Dans cette terre de droite qu'est l'Alsace, Les Républicains se sont effondrés au premier tour de la présidentielle. Ce qui a permis à Emmanuel Macron d'arriver en tête lors des deux tours. Quelles conséquences auront ces résultats sur les élections législatives de juin en Alsace ? Éléments de réponse avec Philippe Breton, politologue.
4,1% dans le Bas-Rhin et 4,3% dans le Haut-Rhin. Voici les scores obtenus par Les Républicains en Alsace lors du premier tour de l'élection présidentielle de 2022. Même en Alsace, traditionnellement de droite, Valérie Pécresse n'aura pas réussi à convaincre. Pour rappel, François Fillon avait terminé à la deuxième place au premier tour de 2017 avec 22% des voix.
Ce séisme aura certainement des conséquences lors des élections législatives, les 12 et 19 juin prochains. Sur les 15 députés que comptent l'Alsace, huit portent l'étiquette LR (Les Républicains), un DVD et six LREM. Après avoir perdu deux députés alsaciens en 2017, le parti de droite va-t-il exploser en juin ? Philippe Breton, politologue, a répondu aux questions de France 3 Alsace.
Après le score historiquement bas de Valérie Pécresse en Alsace à l'élection présidentielle, les députés Les Républicains (LR) peuvent-ils être menacés en juin ?
Oui très clairement. Et ça s'est ressenti même avant le premier tour, au moment des parrainages. Emmanuel Macron a reçu beaucoup de parrainages d'élus de droite et de centre-droit. Donc même avant l'élection, il y avait des signes importants qu'on aurait un basculement vers Macron. Des élus de droite ont vu que leur avenir n'était pas chez LR, mais vers le président.
Si plusieurs élus de droite ont déjà choisi de rejoindre le président, certains ont-ils voulu se ranger derrière Marine Le Pen ?
Il n'y a pas vraiment de signe dans ce sens. Le Rassemblement national est un parti qui a très peu de cadres et pratiquement pas d'élus en Alsace. Le parti n'arrive pas à se construire à ce niveau. Je ne pense pas que le RN aura des renforts d'ici les élections législatives.
On risque plus de voir davantage de nouveaux députés de La République en marche (LREM) que du Rassemblement national ?
Oui. Les Alsaciens ont toujours été plus de centre-droit, ce qui explique cette dynamique probable pour les législatives. Les députés LR sont pris en étau. La technique de Macron, c'est celle de l'étau. Toutes proportions gardées, il va arriver aux élus LR la même chose qu'il est arrivé aux socialistes il y a cinq ans. La planète Macron a une force de gravité à laquelle la droite alsacienne aura du mal à résister.

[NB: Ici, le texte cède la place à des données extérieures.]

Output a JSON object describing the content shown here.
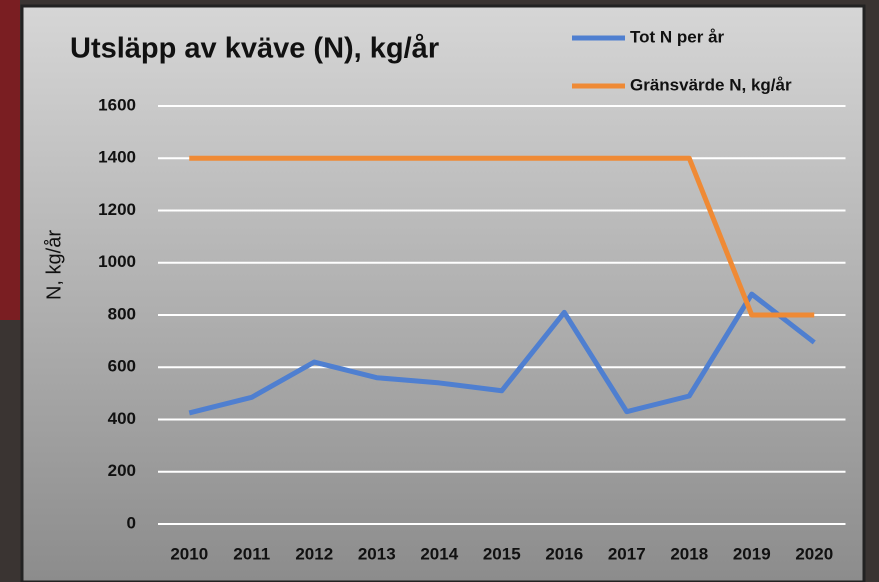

Concernant le RN, encore faut-il qu'ils aient des candidats qui aient la légitimité de se présenter. Les législatives, ce sont des élections de proximité. Il faut connaître les électeurs, les maires, les problématiques locales. Chose que le RN ne connaît pas ici. Un bon résultat au niveau national ne suffit pas pour qu'il se traduise au niveau local.
Autre point important : dans les communes rurales, Marine Le Pen a réalisé des scores importants là où il y avait peu d'abstentionnistes. Ses réserves de voix sont dans l'abstention, et ça va jouer dans les législatives, car les gens votent moins pour ces élections. Mobiliser pour les législatives, ça sera compliqué !
L'autre fait marquant de cette présidentielle, c'est le haut score de Jean-Luc Mélenchon dans les grandes villes. Le candidat insoumis est arrivé en tête à Strasbourg et à Mulhouse. Ces résultats auront-ils un écho en juin ?
Les scores de Jean-Luc Mélenchon sont en partie une illusion. Ils ont été permis par un électorat composite et de circonstance. Surtout qu'un certain nombre des électeurs de Mélenchon ont voté Marine Le Pen au second tour dans les milieux périurbains et ruraux. Pour ce qui est des villes, il a bénéficié des votes des milieux populaires et des français issus de l'immigration, ce qui représente un gros bataillon de voix à Strasbourg. Mais cet électorat se mobilise moins pour les législatives. Je ne pense pas qu'on retrouvera ces résultats en juin.